《書評》『わかりやすさの罪』武田 砂鉄

読書

なぜこの本を図書館で予約したのか…

忘れた頃に順番が回ってきて、
思い出そうとしながら読み始めましたが、
読んでいるうちにそんなことはどうでも良くなってしまいました。

その時の私は、この本の何かに引っかかって予約した。
その何かを知りたくて、読み進めました。

わかりやすさの罪 [ 武田 砂鉄 ]

わかりやすさに縛られる

いつも読んでいる新聞に、就活特集が組まれていました。
それを見ていて、もうずいぶん前の就職活動時代を思い出しました。
あの自己PRの苦悩。

「これが私です」なんて、一言で言えない。
わかりやすくなんて説明できない。

そんな悶々とした想いを抱えつつ、
雛形参考にそれらしいものを作り出し、
自分をPRする。
「これは一体誰なんだ」と思いながら。

就職活動に限らず、今の社会はわかりやすさを要求してきます。
時短、シンプル、明確、それが正解!
・・・

でも本来、人も世界もそんなにわかりやすいものではないはずです。

 人の心をそう簡単に理解してはいけない。そのまま放置することを覚えなければいけない。あまりに理解が混雑している。説明不足をひとまず受け流さなければいけない。知りたければ問えばいい。話の帰結のために言葉を簡単に用意しない。言葉は、そこから始めるためにある。終着を出発に切り替える作業は、理解を急がないことによって導かれるはずである。

p74

世界はもともと混沌としていて、
その混沌のなかに身を置きつつ「なぜなのか」と考えて、
ある時ふっと「あ、そうか」、ほんのわずかに理解する。
そのわずかな理解が過ぎ去ると、
相も変わらず混沌とした世界にいることに気づき、
ふたたび「なぜなのか」と考える。

そんな繰り返しで自分の世界を少しずつ明確にしていくことが人生なのに、
わかりにくいことを退け、
わかりやすさにどっぷり浸かり、
わかったつもりになる空虚。

わかりやすく脳みその上を滑っていくあれこれは、私になんの理解も与えず、すぐに忘れ去られていきます。

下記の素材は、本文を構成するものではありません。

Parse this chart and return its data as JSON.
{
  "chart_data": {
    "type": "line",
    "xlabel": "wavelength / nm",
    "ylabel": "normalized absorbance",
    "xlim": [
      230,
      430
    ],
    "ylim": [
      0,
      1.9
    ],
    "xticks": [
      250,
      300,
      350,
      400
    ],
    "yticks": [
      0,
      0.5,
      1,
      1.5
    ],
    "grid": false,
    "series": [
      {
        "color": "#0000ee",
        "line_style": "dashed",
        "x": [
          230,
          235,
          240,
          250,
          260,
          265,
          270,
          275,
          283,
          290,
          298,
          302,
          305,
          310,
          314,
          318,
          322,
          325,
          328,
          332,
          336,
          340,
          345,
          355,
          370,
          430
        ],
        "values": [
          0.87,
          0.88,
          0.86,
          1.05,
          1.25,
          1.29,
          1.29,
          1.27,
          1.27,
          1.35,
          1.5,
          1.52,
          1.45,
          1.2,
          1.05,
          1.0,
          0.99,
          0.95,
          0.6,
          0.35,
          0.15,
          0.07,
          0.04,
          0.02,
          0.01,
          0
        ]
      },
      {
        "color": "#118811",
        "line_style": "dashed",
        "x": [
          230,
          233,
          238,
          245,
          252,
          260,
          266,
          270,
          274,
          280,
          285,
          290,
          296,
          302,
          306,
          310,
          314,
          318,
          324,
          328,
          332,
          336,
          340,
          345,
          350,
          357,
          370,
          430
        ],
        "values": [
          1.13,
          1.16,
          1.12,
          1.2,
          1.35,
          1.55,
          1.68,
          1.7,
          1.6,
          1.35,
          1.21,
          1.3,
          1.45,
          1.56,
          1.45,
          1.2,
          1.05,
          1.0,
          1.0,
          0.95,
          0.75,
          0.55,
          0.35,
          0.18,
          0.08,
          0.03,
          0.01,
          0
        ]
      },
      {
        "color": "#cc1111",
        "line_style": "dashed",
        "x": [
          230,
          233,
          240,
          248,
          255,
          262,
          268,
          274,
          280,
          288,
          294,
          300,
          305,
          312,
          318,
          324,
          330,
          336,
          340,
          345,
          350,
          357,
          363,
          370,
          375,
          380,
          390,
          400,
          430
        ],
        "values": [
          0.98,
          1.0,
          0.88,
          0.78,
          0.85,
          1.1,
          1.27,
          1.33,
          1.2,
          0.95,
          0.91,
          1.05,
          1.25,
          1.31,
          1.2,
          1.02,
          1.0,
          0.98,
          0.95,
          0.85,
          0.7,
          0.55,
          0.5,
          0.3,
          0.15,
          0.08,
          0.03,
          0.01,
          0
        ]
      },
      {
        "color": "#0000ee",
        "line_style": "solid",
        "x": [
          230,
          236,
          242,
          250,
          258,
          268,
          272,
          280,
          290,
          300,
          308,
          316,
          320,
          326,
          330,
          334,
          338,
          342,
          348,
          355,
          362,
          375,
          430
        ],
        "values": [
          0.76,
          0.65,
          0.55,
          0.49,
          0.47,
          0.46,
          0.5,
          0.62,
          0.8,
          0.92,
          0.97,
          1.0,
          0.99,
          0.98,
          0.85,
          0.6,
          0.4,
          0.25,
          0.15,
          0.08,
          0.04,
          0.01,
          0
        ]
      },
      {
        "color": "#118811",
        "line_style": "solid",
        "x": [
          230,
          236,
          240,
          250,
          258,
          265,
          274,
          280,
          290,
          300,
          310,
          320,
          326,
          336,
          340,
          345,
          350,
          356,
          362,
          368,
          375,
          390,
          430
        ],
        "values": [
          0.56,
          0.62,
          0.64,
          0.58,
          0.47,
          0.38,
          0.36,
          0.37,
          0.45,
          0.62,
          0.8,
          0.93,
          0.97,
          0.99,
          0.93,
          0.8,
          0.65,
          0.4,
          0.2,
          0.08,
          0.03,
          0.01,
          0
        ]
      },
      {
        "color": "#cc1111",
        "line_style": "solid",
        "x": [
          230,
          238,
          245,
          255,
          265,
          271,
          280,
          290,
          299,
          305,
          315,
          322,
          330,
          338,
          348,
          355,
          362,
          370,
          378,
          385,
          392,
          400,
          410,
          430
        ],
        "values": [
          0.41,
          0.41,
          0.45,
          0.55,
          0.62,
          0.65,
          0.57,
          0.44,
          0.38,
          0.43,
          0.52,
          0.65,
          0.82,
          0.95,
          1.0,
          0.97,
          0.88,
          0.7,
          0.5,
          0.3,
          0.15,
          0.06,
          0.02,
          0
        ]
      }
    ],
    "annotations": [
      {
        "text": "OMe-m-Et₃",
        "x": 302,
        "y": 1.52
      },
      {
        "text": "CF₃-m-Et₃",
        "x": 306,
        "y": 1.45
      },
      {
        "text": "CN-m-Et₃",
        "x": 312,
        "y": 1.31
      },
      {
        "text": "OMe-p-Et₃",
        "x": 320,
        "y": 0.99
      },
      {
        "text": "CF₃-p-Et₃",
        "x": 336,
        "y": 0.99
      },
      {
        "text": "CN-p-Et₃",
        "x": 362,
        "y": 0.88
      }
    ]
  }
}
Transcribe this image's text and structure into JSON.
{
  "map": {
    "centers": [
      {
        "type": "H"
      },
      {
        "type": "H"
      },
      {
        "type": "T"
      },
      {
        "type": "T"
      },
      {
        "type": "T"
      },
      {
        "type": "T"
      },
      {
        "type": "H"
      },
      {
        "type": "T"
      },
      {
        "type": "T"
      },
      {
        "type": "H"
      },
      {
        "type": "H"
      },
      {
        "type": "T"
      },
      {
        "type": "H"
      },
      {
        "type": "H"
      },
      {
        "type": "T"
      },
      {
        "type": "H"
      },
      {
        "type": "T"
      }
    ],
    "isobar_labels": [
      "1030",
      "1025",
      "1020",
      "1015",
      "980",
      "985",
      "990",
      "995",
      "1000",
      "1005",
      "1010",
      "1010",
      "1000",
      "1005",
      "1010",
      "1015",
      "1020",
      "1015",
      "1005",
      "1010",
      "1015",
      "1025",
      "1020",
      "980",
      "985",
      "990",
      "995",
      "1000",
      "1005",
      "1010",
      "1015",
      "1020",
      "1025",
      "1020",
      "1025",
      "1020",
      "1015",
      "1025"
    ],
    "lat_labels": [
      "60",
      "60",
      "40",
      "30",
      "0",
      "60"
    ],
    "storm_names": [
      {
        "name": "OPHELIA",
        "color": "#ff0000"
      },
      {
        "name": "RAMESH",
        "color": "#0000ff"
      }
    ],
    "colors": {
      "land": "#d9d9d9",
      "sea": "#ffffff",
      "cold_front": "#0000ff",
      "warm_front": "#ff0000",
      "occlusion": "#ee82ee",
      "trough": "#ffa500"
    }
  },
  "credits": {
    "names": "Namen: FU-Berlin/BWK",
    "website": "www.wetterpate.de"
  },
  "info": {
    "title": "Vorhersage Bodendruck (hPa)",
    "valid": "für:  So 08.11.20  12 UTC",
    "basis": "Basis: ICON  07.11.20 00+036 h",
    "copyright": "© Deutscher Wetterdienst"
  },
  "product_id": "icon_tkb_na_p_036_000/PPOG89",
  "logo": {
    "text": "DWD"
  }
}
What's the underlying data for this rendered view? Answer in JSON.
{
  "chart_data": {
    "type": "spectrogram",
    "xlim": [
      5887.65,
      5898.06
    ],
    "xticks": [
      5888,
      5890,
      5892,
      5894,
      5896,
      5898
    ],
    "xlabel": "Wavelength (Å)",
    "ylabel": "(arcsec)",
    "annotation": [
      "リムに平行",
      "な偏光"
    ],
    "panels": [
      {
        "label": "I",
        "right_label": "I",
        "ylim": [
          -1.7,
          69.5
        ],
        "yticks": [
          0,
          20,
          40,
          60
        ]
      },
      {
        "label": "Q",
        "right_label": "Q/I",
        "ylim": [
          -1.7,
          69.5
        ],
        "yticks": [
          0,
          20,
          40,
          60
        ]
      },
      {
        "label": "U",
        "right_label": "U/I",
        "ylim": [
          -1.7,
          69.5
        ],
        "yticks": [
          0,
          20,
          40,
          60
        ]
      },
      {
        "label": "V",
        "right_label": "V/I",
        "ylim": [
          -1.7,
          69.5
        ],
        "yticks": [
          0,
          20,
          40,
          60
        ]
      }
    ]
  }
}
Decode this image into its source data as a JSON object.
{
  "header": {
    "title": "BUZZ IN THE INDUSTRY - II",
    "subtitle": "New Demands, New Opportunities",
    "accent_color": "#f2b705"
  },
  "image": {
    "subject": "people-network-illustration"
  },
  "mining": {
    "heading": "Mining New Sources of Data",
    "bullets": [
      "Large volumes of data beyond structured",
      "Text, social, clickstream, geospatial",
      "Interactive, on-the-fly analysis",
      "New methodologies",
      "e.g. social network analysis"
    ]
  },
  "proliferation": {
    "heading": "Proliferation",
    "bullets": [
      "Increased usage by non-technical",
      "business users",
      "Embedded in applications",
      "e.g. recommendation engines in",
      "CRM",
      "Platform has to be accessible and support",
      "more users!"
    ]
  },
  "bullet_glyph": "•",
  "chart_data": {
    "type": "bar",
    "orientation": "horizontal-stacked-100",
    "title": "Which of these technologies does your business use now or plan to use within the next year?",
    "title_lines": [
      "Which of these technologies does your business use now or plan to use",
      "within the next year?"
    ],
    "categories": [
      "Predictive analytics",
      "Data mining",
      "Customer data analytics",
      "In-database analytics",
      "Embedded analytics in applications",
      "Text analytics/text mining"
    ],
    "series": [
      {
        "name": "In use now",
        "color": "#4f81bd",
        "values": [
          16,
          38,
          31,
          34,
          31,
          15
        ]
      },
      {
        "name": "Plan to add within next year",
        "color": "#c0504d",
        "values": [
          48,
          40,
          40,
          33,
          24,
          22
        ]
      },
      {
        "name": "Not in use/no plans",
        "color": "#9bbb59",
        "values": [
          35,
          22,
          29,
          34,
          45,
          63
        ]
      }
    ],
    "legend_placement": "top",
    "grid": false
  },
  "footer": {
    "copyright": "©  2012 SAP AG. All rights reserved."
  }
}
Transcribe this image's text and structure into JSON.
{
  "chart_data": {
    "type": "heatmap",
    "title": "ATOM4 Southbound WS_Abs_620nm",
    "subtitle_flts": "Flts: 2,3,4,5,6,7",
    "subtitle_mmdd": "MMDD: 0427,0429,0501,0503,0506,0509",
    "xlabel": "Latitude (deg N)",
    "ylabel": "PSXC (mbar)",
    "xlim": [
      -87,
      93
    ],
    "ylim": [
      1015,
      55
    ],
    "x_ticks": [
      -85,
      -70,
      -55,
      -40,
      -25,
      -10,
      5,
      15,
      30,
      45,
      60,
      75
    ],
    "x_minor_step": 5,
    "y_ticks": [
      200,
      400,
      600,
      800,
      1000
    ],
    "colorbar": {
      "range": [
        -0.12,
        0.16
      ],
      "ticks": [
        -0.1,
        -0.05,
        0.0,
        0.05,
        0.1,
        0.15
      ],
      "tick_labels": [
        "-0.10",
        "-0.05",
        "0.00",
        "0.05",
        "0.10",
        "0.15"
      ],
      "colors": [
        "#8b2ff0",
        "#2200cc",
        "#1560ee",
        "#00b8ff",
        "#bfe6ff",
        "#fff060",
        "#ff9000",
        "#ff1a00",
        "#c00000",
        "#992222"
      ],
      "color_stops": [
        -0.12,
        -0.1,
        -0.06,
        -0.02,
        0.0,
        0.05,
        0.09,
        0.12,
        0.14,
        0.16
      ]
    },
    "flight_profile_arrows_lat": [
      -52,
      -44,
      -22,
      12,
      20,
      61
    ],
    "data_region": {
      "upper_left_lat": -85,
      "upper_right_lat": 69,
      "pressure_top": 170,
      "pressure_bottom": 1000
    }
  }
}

わからないことをわからないままにしておくのは、しんどいものです。
わかるようになるためには時間がかかるし、努力を要します。
わかったと思って決めつけてしまう方が、よほど楽なのです。

でも、
わかりやすさばかりを欲していたら、
どんどん人生が薄っぺらなものになっていきそうな怖さがあります。

わかりやすさとは、
機微や行間、複雑さなどを排除してしまった
つるんとしたあれやこれ。

そんなわかりやすさに縛られず、
複雑な状況に耐え、
自分の頭で考えることが、
人生をつるんとした薄っぺらなものにしないためには必要です。

本書を読み終わり、
わかりやすさには何か危ういものがある、
と感じていた意識が、私にこの本を予約させたのだと気づきました。